The nations of Central America are developing plans for an interconnected grid to supply the 31 million inhabitants of the region with electricity. The governments hope that access to the grid will persuade investors to build large capacity power plants selling cheap power, Reuters reports.
The grid would stretch from Panama to Guatemala. The estimated cost of the project, known as the Central American Electric Interconnection, is $350 million. The project was created in 1996 when Central American leaders signed a supporting agreement.
Representatives of the utilities of Panama, Costa Rica, Nicaragua, Honduras, El Salvador and Guatemala are getting closer to making the international grid a reality within the next six years.
The manager of Guatemala’s rural power authority said that the companies want to start construction in 2002, with completion in 2004.
Guatemala and El Salvador are already interconnected. A separate network links Hon- duras, Nicaragua, Costa Rica and Panama.
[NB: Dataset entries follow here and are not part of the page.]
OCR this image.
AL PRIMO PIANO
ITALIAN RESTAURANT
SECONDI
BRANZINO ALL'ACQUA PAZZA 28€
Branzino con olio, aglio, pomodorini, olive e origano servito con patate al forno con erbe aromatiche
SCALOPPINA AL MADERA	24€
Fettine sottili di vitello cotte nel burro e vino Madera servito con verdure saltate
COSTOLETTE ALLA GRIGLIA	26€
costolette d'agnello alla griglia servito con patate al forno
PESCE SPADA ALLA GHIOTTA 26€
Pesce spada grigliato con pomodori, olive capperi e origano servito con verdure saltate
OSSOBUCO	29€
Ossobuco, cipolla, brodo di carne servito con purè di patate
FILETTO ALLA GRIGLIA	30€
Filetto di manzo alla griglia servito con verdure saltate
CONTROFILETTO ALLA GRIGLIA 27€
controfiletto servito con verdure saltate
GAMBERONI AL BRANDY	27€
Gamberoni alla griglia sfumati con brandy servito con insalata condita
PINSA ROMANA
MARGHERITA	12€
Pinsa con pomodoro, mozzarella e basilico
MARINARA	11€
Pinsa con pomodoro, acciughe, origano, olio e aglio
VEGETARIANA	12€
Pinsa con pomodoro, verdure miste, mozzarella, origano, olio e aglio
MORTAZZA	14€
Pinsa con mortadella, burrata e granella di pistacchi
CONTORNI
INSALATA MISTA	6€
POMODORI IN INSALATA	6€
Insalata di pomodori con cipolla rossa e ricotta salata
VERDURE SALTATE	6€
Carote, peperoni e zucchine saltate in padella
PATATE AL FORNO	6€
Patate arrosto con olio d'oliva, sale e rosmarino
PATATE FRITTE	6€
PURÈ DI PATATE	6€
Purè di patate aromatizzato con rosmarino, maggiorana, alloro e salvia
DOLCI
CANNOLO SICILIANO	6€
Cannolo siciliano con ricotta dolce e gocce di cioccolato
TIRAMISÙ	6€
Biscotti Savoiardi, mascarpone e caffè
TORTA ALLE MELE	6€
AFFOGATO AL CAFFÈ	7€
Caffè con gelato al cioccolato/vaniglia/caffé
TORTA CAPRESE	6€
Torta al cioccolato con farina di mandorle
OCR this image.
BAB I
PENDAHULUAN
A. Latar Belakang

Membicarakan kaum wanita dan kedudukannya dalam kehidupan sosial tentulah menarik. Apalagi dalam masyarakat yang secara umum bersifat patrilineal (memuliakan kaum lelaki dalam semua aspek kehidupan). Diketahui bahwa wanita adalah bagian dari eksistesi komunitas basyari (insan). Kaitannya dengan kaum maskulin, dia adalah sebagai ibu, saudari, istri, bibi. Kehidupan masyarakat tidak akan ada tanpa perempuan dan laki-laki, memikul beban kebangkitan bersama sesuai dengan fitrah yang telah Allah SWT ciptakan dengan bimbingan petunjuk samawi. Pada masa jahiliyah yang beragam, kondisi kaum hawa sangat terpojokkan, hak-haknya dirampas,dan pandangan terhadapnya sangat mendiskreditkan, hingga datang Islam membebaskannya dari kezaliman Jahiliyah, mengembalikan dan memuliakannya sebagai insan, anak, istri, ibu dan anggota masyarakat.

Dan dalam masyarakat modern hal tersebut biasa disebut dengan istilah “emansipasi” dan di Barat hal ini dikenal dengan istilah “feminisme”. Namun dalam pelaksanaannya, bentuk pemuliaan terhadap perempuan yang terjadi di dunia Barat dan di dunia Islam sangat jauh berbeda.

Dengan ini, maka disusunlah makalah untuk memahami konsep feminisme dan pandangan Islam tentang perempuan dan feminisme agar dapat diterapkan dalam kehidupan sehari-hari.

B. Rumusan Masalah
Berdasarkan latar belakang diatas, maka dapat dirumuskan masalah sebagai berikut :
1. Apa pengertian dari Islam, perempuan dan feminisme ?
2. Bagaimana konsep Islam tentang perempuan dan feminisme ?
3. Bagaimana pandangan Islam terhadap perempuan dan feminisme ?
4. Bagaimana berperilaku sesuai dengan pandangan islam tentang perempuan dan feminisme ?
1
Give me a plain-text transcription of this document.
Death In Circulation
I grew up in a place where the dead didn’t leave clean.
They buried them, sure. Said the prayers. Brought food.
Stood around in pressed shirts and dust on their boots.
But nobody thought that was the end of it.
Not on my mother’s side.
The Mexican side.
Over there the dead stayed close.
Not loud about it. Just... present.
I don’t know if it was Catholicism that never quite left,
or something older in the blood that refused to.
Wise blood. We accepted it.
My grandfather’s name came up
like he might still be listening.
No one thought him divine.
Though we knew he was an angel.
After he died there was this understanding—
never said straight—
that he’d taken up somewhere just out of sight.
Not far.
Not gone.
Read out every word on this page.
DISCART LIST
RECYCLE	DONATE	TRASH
However, current circuits are prone to failure.
Earlier this year, the Interamerican Development Bank (IDB) signed a $10 million loan agreement with Guatemala and Costa Rica to fund technical studies for the project. The IDB has promised to fund the scheme with a major loan once the technical plan is approved.
Only 51 per cent of Central Americans have access to electricity. Demand in the region is growing at an annual rate of six per cent.
Studies indicate that over the next ten years the region will need to invest $7.44 billion to meet the predicted demand. The new grid is expected to help keep costs down by optimizing efficiency.
The six countries intend to set up a regional regulatory agency to oversee the operation of an international power market based on the grid. Competition is likely to force some national governments to privatize their publicly owned power companies in order to enable them to compete with privately generated power.